Simulation Management Improvements
Selective test rerun. When a 100-scenario suite completes with 8 failures, rerun only those 8, not all 100. Useful when debugging whether a specific fix resolved specific failures.
Auto-refresh and stop controls. The simulation dashboard auto-refreshes as test cases complete. The stop-simulation control lets you halt a running suite when early results already show what you need.
Visual workflow trace. The execution path of each scenario renders as a graph, so you see which branches were tested and which weren’t.
Platform and SDK
Default eval groups. Pre-built groups for retrieval-augmented generation (RAG), computer vision, and conversational AI use cases, so new users have a working starting point.

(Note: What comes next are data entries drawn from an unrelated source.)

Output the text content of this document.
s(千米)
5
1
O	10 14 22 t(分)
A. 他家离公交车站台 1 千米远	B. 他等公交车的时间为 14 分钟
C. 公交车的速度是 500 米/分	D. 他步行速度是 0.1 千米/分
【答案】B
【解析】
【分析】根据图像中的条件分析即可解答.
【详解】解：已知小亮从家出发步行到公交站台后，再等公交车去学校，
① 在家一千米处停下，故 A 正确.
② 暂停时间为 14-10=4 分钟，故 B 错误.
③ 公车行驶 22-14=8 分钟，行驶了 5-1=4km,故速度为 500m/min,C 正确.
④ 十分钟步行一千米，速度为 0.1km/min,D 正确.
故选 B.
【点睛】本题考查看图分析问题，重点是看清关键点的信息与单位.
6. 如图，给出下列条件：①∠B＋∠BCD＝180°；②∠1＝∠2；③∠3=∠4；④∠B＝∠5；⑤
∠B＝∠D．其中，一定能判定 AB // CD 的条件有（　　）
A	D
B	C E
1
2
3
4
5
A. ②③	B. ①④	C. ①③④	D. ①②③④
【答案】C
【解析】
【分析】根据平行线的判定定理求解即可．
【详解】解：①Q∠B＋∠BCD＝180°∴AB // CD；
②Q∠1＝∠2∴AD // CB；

Workbench revamp. A slide-out code drawer puts the prompt code alongside the run, and the new header keeps the run controls in view without scrolling. Iterating on a prompt stays a one-screen activity.
Agent definition design. Configuration page restructured so prompts, tools, and policies stay grouped as the agent grows. The definition stays easy to navigate once it has more than a handful of nodes.
traceAI session support. The session.id attribute is now built into every traceAI instrumentor, so session-level grouping works automatically without custom instrumentation.